The panel did find their testimony contained minor inconsistencies and inadequacies. It also found that it was not clear from the record exactly how the biologists reached the conclusions they did.
"We suspect that this failure to provide clear and convincing explanation, more than any other issue, may have led Judge Wanger to reach his conclusions alleging lack of candor and integrity," the report said.
Judge Oliver Wanger, who retired Sept. 30 from the federal district court in Fresno, recently was named in a court filing as an attorney for Westlands Water District. The district delivers water to farms in the San Joaquin Valley, most of it diverted from the Sacramento-San Joaquin Delta.
Just weeks before retirement, Wanger ruled in favor of Westlands in a case the district brought against federal regulation of water diversions from the Sacramento-San Joaquin Delta. The rules are meant to protect the Delta smelt, a threatened fish.
In an outburst from the bench in that case on Sept. 19, he accused two federal scientists of bias, calling one a "zealot" and suggesting the other distorted the truth. It was a rare emotional moment for Wanger, who for two decades has ruled for both water users and environmental groups in numerous complex water cases.

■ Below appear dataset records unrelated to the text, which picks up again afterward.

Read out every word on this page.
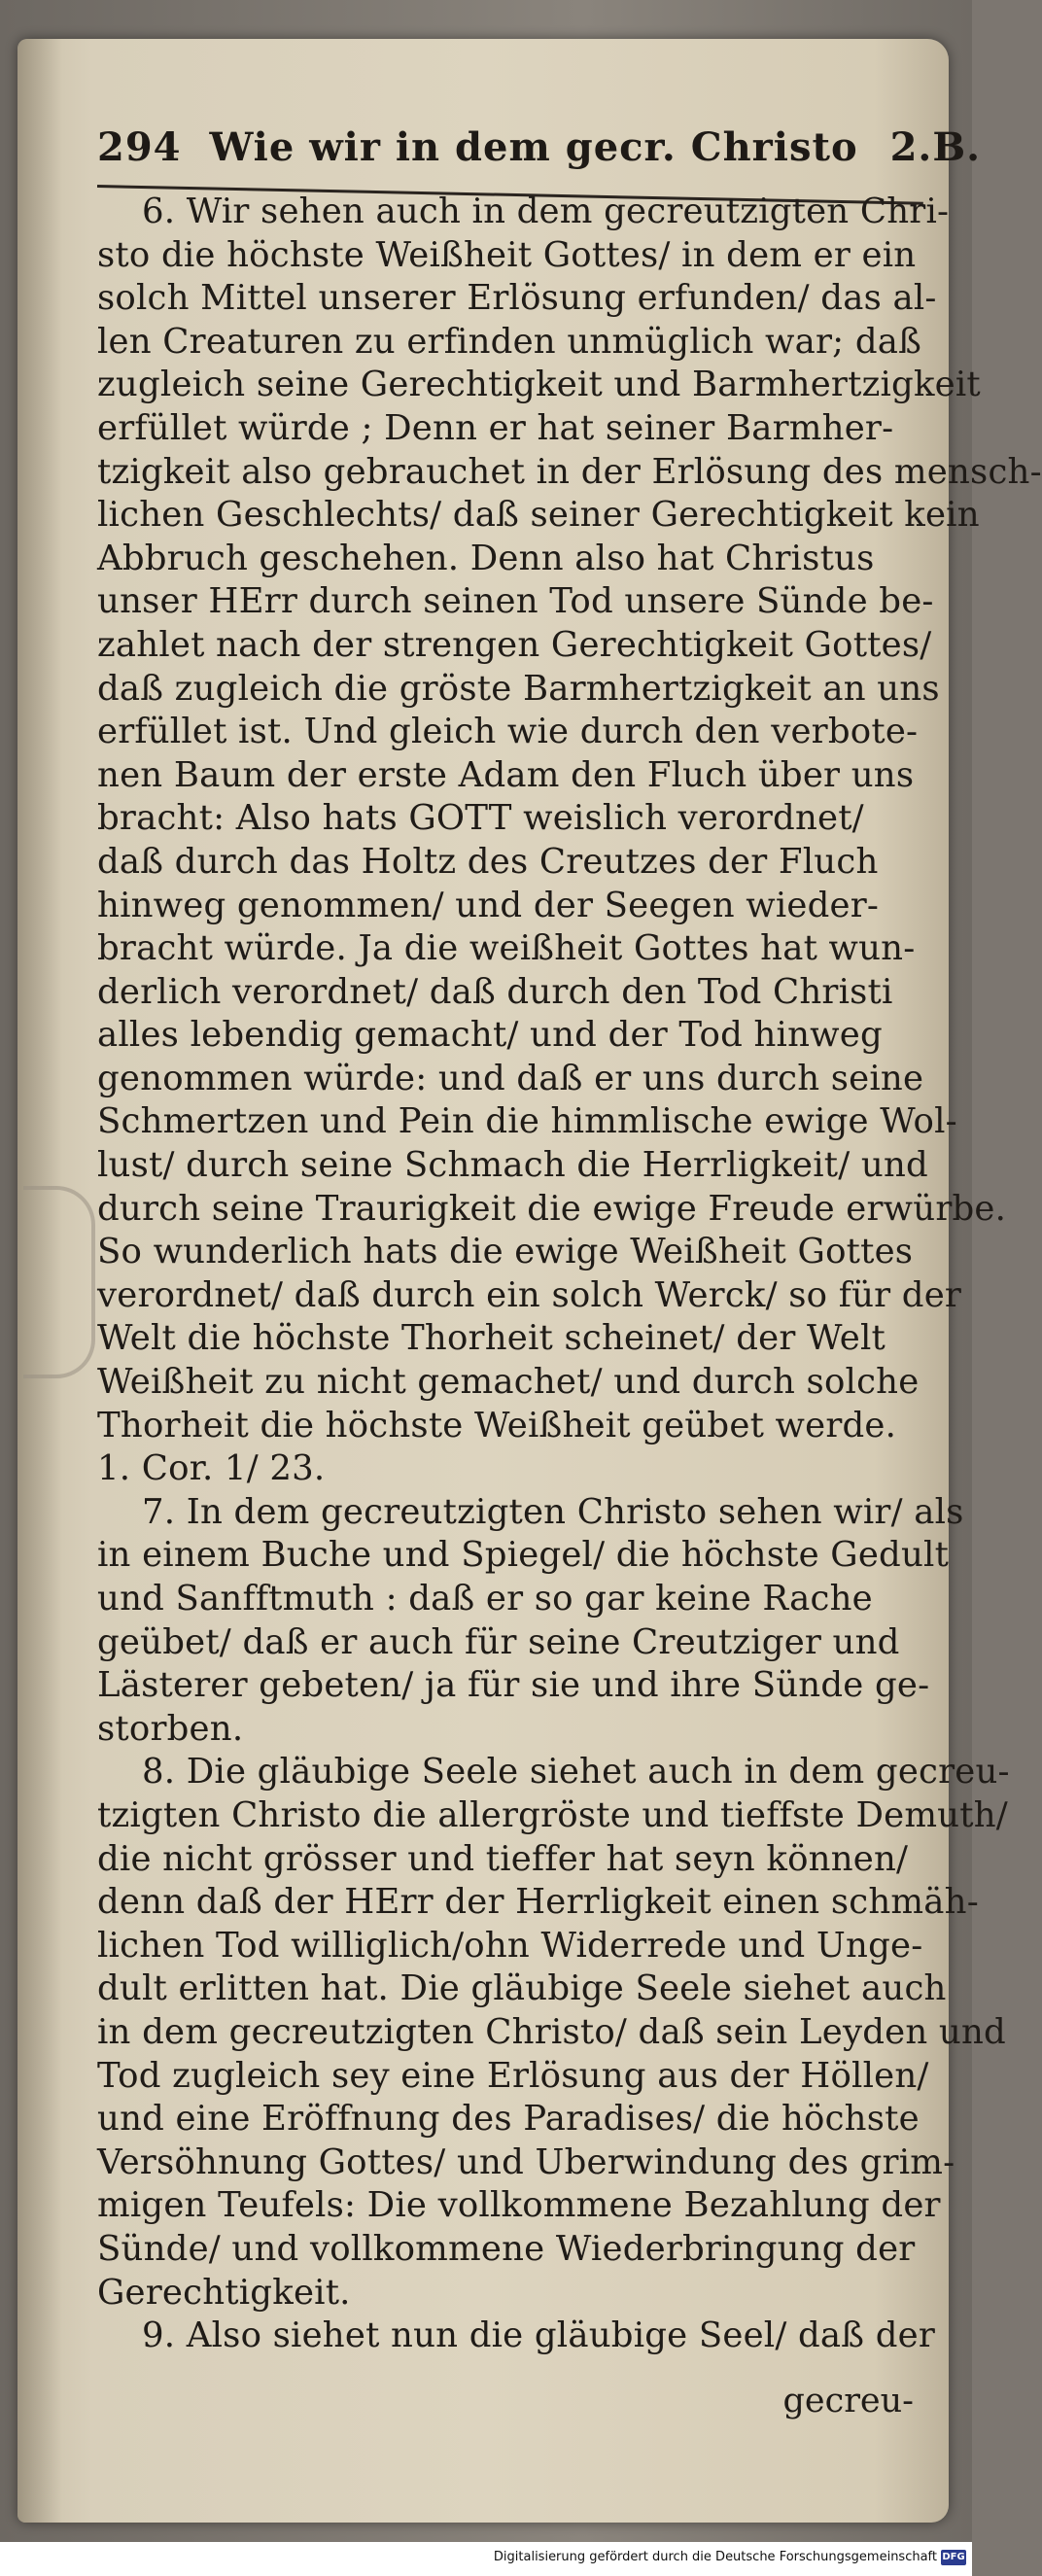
294 Wie wir in dem gecr. Christo 2.B.
6. Wir sehen auch in dem gecreutzigten Chri-
sto die höchste Weißheit Gottes/ in dem er ein
solch Mittel unserer Erlösung erfunden/ das al-
len Creaturen zu erfinden unmüglich war; daß
zugleich seine Gerechtigkeit und Barmhertzigkeit
erfüllet würde ; Denn er hat seiner Barmher-
tzigkeit also gebrauchet in der Erlösung des mensch-
lichen Geschlechts/ daß seiner Gerechtigkeit kein
Abbruch geschehen. Denn also hat Christus
unser HErr durch seinen Tod unsere Sünde be-
zahlet nach der strengen Gerechtigkeit Gottes/
daß zugleich die gröste Barmhertzigkeit an uns
erfüllet ist. Und gleich wie durch den verbote-
nen Baum der erste Adam den Fluch über uns
bracht: Also hats GOTT weislich verordnet/
daß durch das Holtz des Creutzes der Fluch
hinweg genommen/ und der Seegen wieder-
bracht würde. Ja die weißheit Gottes hat wun-
derlich verordnet/ daß durch den Tod Christi
alles lebendig gemacht/ und der Tod hinweg
genommen würde: und daß er uns durch seine
Schmertzen und Pein die himmlische ewige Wol-
lust/ durch seine Schmach die Herrligkeit/ und
durch seine Traurigkeit die ewige Freude erwürbe.
So wunderlich hats die ewige Weißheit Gottes
verordnet/ daß durch ein solch Werck/ so für der
Welt die höchste Thorheit scheinet/ der Welt
Weißheit zu nicht gemachet/ und durch solche
Thorheit die höchste Weißheit geübet werde.
1. Cor. 1/ 23.
7. In dem gecreutzigten Christo sehen wir/ als
in einem Buche und Spiegel/ die höchste Gedult
und Sanfftmuth : daß er so gar keine Rache
geübet/ daß er auch für seine Creutziger und
Lästerer gebeten/ ja für sie und ihre Sünde ge-
storben.
8. Die gläubige Seele siehet auch in dem gecreu-
tzigten Christo die allergröste und tieffste Demuth/
die nicht grösser und tieffer hat seyn können/
denn daß der HErr der Herrligkeit einen schmäh-
lichen Tod williglich/ohn Widerrede und Unge-
dult erlitten hat. Die gläubige Seele siehet auch
in dem gecreutzigten Christo/ daß sein Leyden und
Tod zugleich sey eine Erlösung aus der Höllen/
und eine Eröffnung des Paradises/ die höchste
Versöhnung Gottes/ und Uberwindung des grim-
migen Teufels: Die vollkommene Bezahlung der
Sünde/ und vollkommene Wiederbringung der
Gerechtigkeit.
9. Also siehet nun die gläubige Seel/ daß der
gecreu-
Digitalisierung gefördert durch die Deutsche Forschungsgemeinschaft DFG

On retirement, Wanger became headline partner at a Fresno law firm that previously saw relatively little work in the water arena.
Wanger said he sees no conflict in taking the Westlands case.
"I would not undertake any representation where there is a conflict," he said. "Candidly, if the environmentalists had sought to hire me or the government had sought to hire me and I had no conflicts, I would have been happy to consider representing them."
Wanger is also representing Fresno County in its effort to prevent Occupy Fresno protesters from camping in Courthouse Park.